Celui-ci est Mien, il m’est cher. »

Bhagavad Gita, Livre XII, 13-14

On voit ici le haut degré de vertu de celui qui a réalisé Dieu. Il aime Dieu, tout comme il s’aime lui-même ou l’autre, le tout est identique.

Il est en Yoga identifié à Dieu, semblable à Lui et non à son corps, ses sens ou son mental qu’il maîtrise. En fait, ils sont subjugués par l’Esprit. Cet état d’Union à Dieu augure aussi d’une grande volonté accompagnée d’amour et de compassion. Il est tellement absorbé en Dieu qu’il n’est plus sujet à l’attraction et l’aversion. Il ne distingue plus peine et plaisir, joie et souffrance. Il est unifié. Le cœur pur du dévot est illuminé. Il est sage, il n’aime ni ne rejette. Il est égal à lui-même, équanime. Il est dépourvu de peur et pardonne volontiers. Il manifeste dans sa vie Dieu et il est content, heureux en toutes circonstances. Il est en paix et se sent en sécurité quoiqu’il entreprenne, où qu’il soit. La peur s’est effacée face à l’amour qui prodigue tout, autour de lui, tel un soleil radieux.

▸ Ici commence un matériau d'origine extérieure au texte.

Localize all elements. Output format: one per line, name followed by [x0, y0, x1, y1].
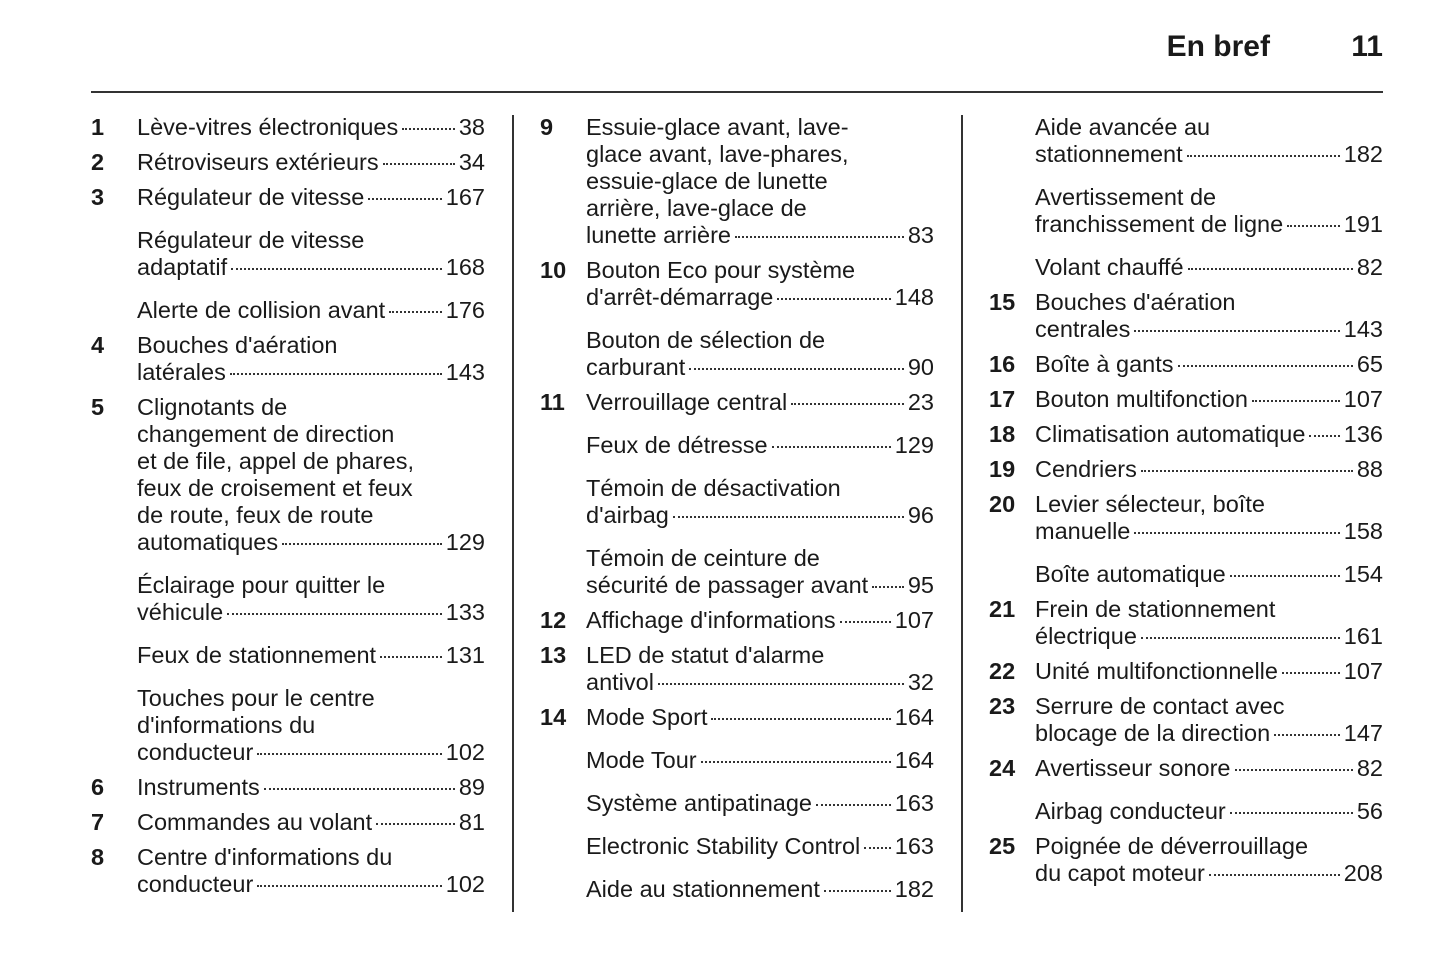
entry-last-line — [1035, 518, 1383, 545]
entry-text-line: de route, feux de route — [137, 502, 374, 528]
page-reference: 133 — [445, 599, 485, 625]
dot-leader — [1209, 874, 1340, 876]
page-reference: 32 — [907, 669, 934, 695]
index-entry — [91, 844, 485, 898]
index-entry — [540, 475, 934, 529]
page-reference: 83 — [907, 222, 934, 248]
callout-number: 1 — [91, 114, 105, 140]
entry-last-line — [1035, 798, 1383, 825]
entry-text-line: Electronic Stability Control — [586, 833, 861, 859]
page-reference: 191 — [1343, 211, 1383, 237]
entry-text-line: Témoin de ceinture de — [586, 545, 820, 571]
entry-last-line — [1035, 720, 1383, 747]
index-entry — [540, 389, 934, 416]
dot-leader — [376, 823, 455, 825]
entry-text-line: essuie-glace de lunette — [586, 168, 828, 194]
dot-leader — [368, 198, 441, 200]
page-reference: 89 — [458, 774, 485, 800]
entry-last-line — [586, 354, 934, 381]
entry-text-line: Cendriers — [1035, 456, 1137, 482]
dot-leader — [658, 683, 904, 685]
page-reference: 107 — [1343, 658, 1383, 684]
page-reference: 131 — [445, 642, 485, 668]
callout-number: 6 — [91, 774, 105, 800]
entry-text-line: Mode Tour — [586, 747, 697, 773]
header-rule — [91, 91, 1383, 93]
entry-text-line: Lève-vitres électroniques — [137, 114, 399, 140]
callout-number: 4 — [91, 332, 105, 358]
dot-leader — [230, 373, 442, 375]
index-entry — [989, 386, 1383, 413]
page-reference: 168 — [445, 254, 485, 280]
dot-leader — [772, 446, 891, 448]
column-divider — [961, 115, 963, 912]
callout-number: 20 — [989, 491, 1016, 517]
entry-text-line: latérales — [137, 359, 226, 385]
callout-number: 8 — [91, 844, 105, 870]
dot-leader — [1309, 435, 1339, 437]
index-entry — [540, 747, 934, 774]
entry-last-line — [137, 774, 485, 801]
page-reference: 143 — [445, 359, 485, 385]
page-reference: 182 — [894, 876, 934, 902]
entry-text-line: changement de direction — [137, 421, 395, 447]
page-reference: 167 — [445, 184, 485, 210]
index-entry — [91, 642, 485, 669]
entry-last-line — [1035, 755, 1383, 782]
index-entry — [989, 421, 1383, 448]
callout-number: 16 — [989, 351, 1016, 377]
entry-text-line: Avertissement de — [1035, 184, 1217, 210]
index-entry — [989, 114, 1383, 168]
page-reference: 164 — [894, 704, 934, 730]
entry-text-line: Affichage d'informations — [586, 607, 836, 633]
dot-leader — [257, 885, 442, 887]
index-entry — [540, 545, 934, 599]
page-reference: 129 — [894, 432, 934, 458]
entry-text-line: Bouches d'aération — [1035, 289, 1236, 315]
entry-last-line — [1035, 254, 1383, 281]
dot-leader — [1274, 734, 1340, 736]
entry-last-line — [586, 222, 934, 249]
index-entry — [91, 114, 485, 141]
index-entry — [540, 790, 934, 817]
dot-leader — [1230, 575, 1340, 577]
entry-last-line — [137, 809, 485, 836]
entry-text-line: adaptatif — [137, 254, 228, 280]
page-reference: 96 — [907, 502, 934, 528]
dot-leader — [1252, 400, 1340, 402]
entry-text-line: d'arrêt-démarrage — [586, 284, 774, 310]
dot-leader — [1287, 225, 1340, 227]
page-reference: 148 — [894, 284, 934, 310]
dot-leader — [824, 890, 891, 892]
page-reference: 81 — [458, 809, 485, 835]
dot-leader — [389, 311, 442, 313]
entry-text-line: Volant chauffé — [1035, 254, 1184, 280]
dot-leader — [701, 761, 891, 763]
callout-number: 18 — [989, 421, 1016, 447]
entry-text-line: Bouton Eco pour système — [586, 257, 856, 283]
page-reference: 82 — [1356, 755, 1383, 781]
page-reference: 23 — [907, 389, 934, 415]
entry-last-line — [137, 642, 485, 669]
index-entry — [91, 394, 485, 556]
page-reference: 161 — [1343, 623, 1383, 649]
column-divider — [512, 115, 514, 912]
dot-leader — [257, 753, 442, 755]
callout-number: 14 — [540, 704, 567, 730]
entry-last-line — [1035, 351, 1383, 378]
callout-number: 5 — [91, 394, 105, 420]
entry-text-line: Bouches d'aération — [137, 332, 338, 358]
entry-last-line — [586, 572, 934, 599]
entry-last-line — [1035, 623, 1383, 650]
page-reference: 136 — [1343, 421, 1383, 447]
page-reference: 38 — [458, 114, 485, 140]
entry-text-line: Éclairage pour quitter le — [137, 572, 386, 598]
index-entry — [540, 833, 934, 860]
entry-last-line — [137, 254, 485, 281]
index-entry — [989, 456, 1383, 483]
entry-text-line: LED de statut d'alarme — [586, 642, 825, 668]
index-entry — [989, 289, 1383, 343]
entry-last-line — [1035, 860, 1383, 887]
entry-last-line — [137, 149, 485, 176]
page-reference: 95 — [907, 572, 934, 598]
entry-text-line: automatiques — [137, 529, 279, 555]
entry-text-line: Système antipatinage — [586, 790, 813, 816]
page-reference: 182 — [1343, 141, 1383, 167]
entry-last-line — [586, 432, 934, 459]
dot-leader — [689, 368, 904, 370]
page-reference: 129 — [445, 529, 485, 555]
index-entry — [91, 332, 485, 386]
index-entry — [989, 798, 1383, 825]
entry-last-line — [586, 790, 934, 817]
dot-leader — [816, 804, 891, 806]
index-entry — [989, 561, 1383, 588]
index-entry — [540, 704, 934, 731]
entry-last-line — [586, 876, 934, 903]
entry-last-line — [1035, 456, 1383, 483]
entry-last-line — [1035, 561, 1383, 588]
dot-leader — [227, 613, 442, 615]
dot-leader — [383, 163, 455, 165]
callout-number: 24 — [989, 755, 1016, 781]
dot-leader — [840, 621, 891, 623]
index-entry — [91, 227, 485, 281]
entry-text-line: Boîte automatique — [1035, 561, 1226, 587]
entry-text-line: véhicule — [137, 599, 224, 625]
entry-text-line: Rétroviseurs extérieurs — [137, 149, 379, 175]
entry-last-line — [1035, 211, 1383, 238]
callout-number: 12 — [540, 607, 567, 633]
callout-number: 2 — [91, 149, 105, 175]
dot-leader — [264, 788, 455, 790]
page-reference: 143 — [1343, 316, 1383, 342]
entry-text-line: arrière, lave-glace de — [586, 195, 807, 221]
page-number: 11 — [1351, 30, 1383, 63]
dot-leader — [402, 128, 455, 130]
entry-last-line — [137, 739, 485, 766]
index-entry — [540, 114, 934, 249]
dot-leader — [1134, 532, 1339, 534]
page-reference: 208 — [1343, 860, 1383, 886]
page-reference: 88 — [1356, 456, 1383, 482]
dot-leader — [1141, 470, 1353, 472]
index-entry — [540, 327, 934, 381]
callout-number: 11 — [540, 389, 565, 415]
index-entry — [989, 351, 1383, 378]
entry-last-line — [586, 607, 934, 634]
callout-number: 17 — [989, 386, 1016, 412]
page-reference: 82 — [1356, 254, 1383, 280]
entry-text-line: Frein de stationnement — [1035, 596, 1276, 622]
index-entry — [540, 607, 934, 634]
callout-number: 21 — [989, 596, 1016, 622]
entry-text-line: Régulateur de vitesse — [137, 227, 365, 253]
entry-text-line: Essuie-glace avant, lave- — [586, 114, 849, 140]
index-entry — [91, 572, 485, 626]
entry-last-line — [137, 529, 485, 556]
entry-last-line — [1035, 421, 1383, 448]
entry-text-line: Bouton de sélection de — [586, 327, 826, 353]
index-entry — [989, 658, 1383, 685]
entry-text-line: Airbag conducteur — [1035, 798, 1226, 824]
page-reference: 56 — [1356, 798, 1383, 824]
entry-text-line: sécurité de passager avant — [586, 572, 869, 598]
dot-leader — [380, 656, 442, 658]
callout-number: 25 — [989, 833, 1016, 859]
entry-text-line: Poignée de déverrouillage — [1035, 833, 1309, 859]
dot-leader — [282, 543, 442, 545]
entry-last-line — [137, 871, 485, 898]
entry-text-line: Serrure de contact avec — [1035, 693, 1285, 719]
dot-leader — [864, 847, 891, 849]
page-reference: 90 — [907, 354, 934, 380]
page-reference: 164 — [894, 747, 934, 773]
entry-text-line: Avertisseur sonore — [1035, 755, 1231, 781]
index-entry — [540, 257, 934, 311]
index-entry — [540, 876, 934, 903]
entry-text-line: d'airbag — [586, 502, 669, 528]
entry-text-line: Aide au stationnement — [586, 876, 820, 902]
entry-text-line: conducteur — [137, 739, 254, 765]
callout-number: 19 — [989, 456, 1016, 482]
dot-leader — [735, 236, 904, 238]
entry-last-line — [1035, 658, 1383, 685]
index-column-1 — [91, 114, 485, 898]
page-reference: 163 — [894, 833, 934, 859]
page-reference: 107 — [1343, 386, 1383, 412]
entry-last-line — [1035, 316, 1383, 343]
entry-text-line: Centre d'informations du — [137, 844, 393, 870]
dot-leader — [1235, 769, 1353, 771]
entry-text-line: centrales — [1035, 316, 1131, 342]
entry-last-line — [1035, 141, 1383, 168]
callout-number: 13 — [540, 642, 567, 668]
callout-number: 7 — [91, 809, 105, 835]
dot-leader — [1188, 268, 1353, 270]
index-column-2 — [540, 114, 934, 903]
entry-last-line — [1035, 386, 1383, 413]
entry-text-line: Clignotants de — [137, 394, 288, 420]
page-reference: 176 — [445, 297, 485, 323]
entry-text-line: et de file, appel de phares, — [137, 448, 414, 474]
dot-leader — [1141, 637, 1340, 639]
entry-last-line — [586, 704, 934, 731]
entry-text-line: Levier sélecteur, boîte — [1035, 491, 1265, 517]
entry-last-line — [586, 669, 934, 696]
entry-text-line: lunette arrière — [586, 222, 731, 248]
index-entry — [91, 685, 485, 766]
index-entry — [989, 254, 1383, 281]
index-entry — [989, 833, 1383, 887]
entry-text-line: Touches pour le centre — [137, 685, 375, 711]
index-entry — [989, 596, 1383, 650]
entry-text-line: manuelle — [1035, 518, 1131, 544]
entry-text-line: électrique — [1035, 623, 1137, 649]
dot-leader — [777, 298, 890, 300]
dot-leader — [872, 586, 904, 588]
callout-number: 15 — [989, 289, 1016, 315]
dot-leader — [791, 403, 904, 405]
callout-number: 10 — [540, 257, 567, 283]
page-reference: 107 — [894, 607, 934, 633]
entry-text-line: Régulateur de vitesse — [137, 184, 365, 210]
page-reference: 154 — [1343, 561, 1383, 587]
index-entry — [989, 184, 1383, 238]
entry-text-line: Bouton multifonction — [1035, 386, 1248, 412]
index-entry — [91, 184, 485, 211]
entry-last-line — [137, 599, 485, 626]
dot-leader — [673, 516, 904, 518]
page-reference: 102 — [445, 871, 485, 897]
callout-number: 22 — [989, 658, 1016, 684]
page-reference: 65 — [1356, 351, 1383, 377]
index-column-3 — [989, 114, 1383, 887]
index-entry — [91, 774, 485, 801]
dot-leader — [1187, 155, 1340, 157]
entry-text-line: glace avant, lave-phares, — [586, 141, 849, 167]
entry-text-line: Unité multifonctionnelle — [1035, 658, 1278, 684]
entry-last-line — [137, 297, 485, 324]
entry-last-line — [137, 114, 485, 141]
dot-leader — [1178, 365, 1353, 367]
dot-leader — [1282, 672, 1340, 674]
index-entry — [540, 432, 934, 459]
page-reference: 158 — [1343, 518, 1383, 544]
entry-text-line: antivol — [586, 669, 654, 695]
entry-text-line: blocage de la direction — [1035, 720, 1271, 746]
dot-leader — [711, 718, 890, 720]
page-reference: 34 — [458, 149, 485, 175]
dot-leader — [1230, 812, 1353, 814]
index-entry — [989, 755, 1383, 782]
index-entry — [540, 642, 934, 696]
entry-last-line — [586, 833, 934, 860]
callout-number: 3 — [91, 184, 105, 210]
callout-number: 9 — [540, 114, 554, 140]
index-entry — [91, 809, 485, 836]
entry-last-line — [586, 389, 934, 416]
entry-text-line: Témoin de désactivation — [586, 475, 841, 501]
entry-text-line: franchissement de ligne — [1035, 211, 1284, 237]
entry-text-line: Climatisation automatique — [1035, 421, 1306, 447]
entry-text-line: Verrouillage central — [586, 389, 788, 415]
entry-text-line: carburant — [586, 354, 686, 380]
entry-last-line — [137, 359, 485, 386]
section-title: En bref — [1166, 30, 1270, 63]
dot-leader — [231, 268, 442, 270]
entry-text-line: d'informations du — [137, 712, 316, 738]
entry-last-line — [137, 184, 485, 211]
entry-last-line — [586, 284, 934, 311]
entry-text-line: Mode Sport — [586, 704, 708, 730]
entry-text-line: du capot moteur — [1035, 860, 1205, 886]
entry-last-line — [586, 502, 934, 529]
entry-text-line: Aide avancée au — [1035, 114, 1211, 140]
index-entry — [91, 297, 485, 324]
entry-text-line: Feux de détresse — [586, 432, 768, 458]
entry-text-line: conducteur — [137, 871, 254, 897]
callout-number: 23 — [989, 693, 1016, 719]
page-reference: 147 — [1343, 720, 1383, 746]
entry-text-line: Instruments — [137, 774, 260, 800]
index-entry — [989, 491, 1383, 545]
entry-text-line: Alerte de collision avant — [137, 297, 386, 323]
entry-text-line: Boîte à gants — [1035, 351, 1174, 377]
entry-text-line: stationnement — [1035, 141, 1183, 167]
entry-text-line: Feux de stationnement — [137, 642, 377, 668]
page-reference: 163 — [894, 790, 934, 816]
entry-text-line: feux de croisement et feux — [137, 475, 413, 501]
index-entry — [91, 149, 485, 176]
entry-text-line: Commandes au volant — [137, 809, 373, 835]
dot-leader — [1134, 330, 1339, 332]
entry-last-line — [586, 747, 934, 774]
page-reference: 102 — [445, 739, 485, 765]
index-entry — [989, 693, 1383, 747]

S’il survient une difficulté, un malheur, il accepte immédiatement. Il loue même le Seigneur de la grâce qui lui est faite. S’il lui est fait un affront, il ne le reconnaît pas comme tel et a tendance à rendre grâce, voyant la main du Seigneur où d’autres verraient une calamité. Il fait plus que pardonner les torts qui lui sont fait, il les voit à peine.

Voilà ce qu’atteint un dévot par la pratique de la dévotion. Grâce à la perception de Dieu en toute chose, en tout être, il est dans un contentement inaltérable. D’aucuns diraient qu’il pardonne, mais qu’y a-t-il à pardonner dans ce cas ?

Il est libre de toute possession car il possède le monde entier. Rien ne lui appartient en propre, tout lui appartient en Dieu. Il est devenu Son héritier.

Il est l’instrument parfaitement affûté. Sa volonté paraît absolue. Bien sûr, c’est celle de Dieu qui s’exerce au cœur de sa personne. On peut comprendre alors qu’il baigne dans la douce félicité. Les mots « contentement » et « satisfaction » paraissent faibles lorsqu’il s’agit d’un dévot bien-aimé du Seigneur.

Les désirs ? Quels désirs… Le monde lui appartient puisqu’il appartient au Seigneur. Il est Sien et Il est sien. Plus rien ne saurait le distinguer du Seigneur, alors le désir n’a plus de prise sur lui. Pourquoi se limiterait-il à désirer quelque chose ou quelqu’un en particulier alors qu’il possède tout ce qui existe dans cette création ? Il n’y a pas matière à désirer. Son plus grand désir a été réalisé, c’est son Seigneur et Maître.

Sa véritable nature est lumineuse. Il en va également de son intellect, devenu pur et illuminé. Les hommes l’appelleraient « sagesse ». Est-ce être sage que de voir tout naturellement Dieu partout et en tout ?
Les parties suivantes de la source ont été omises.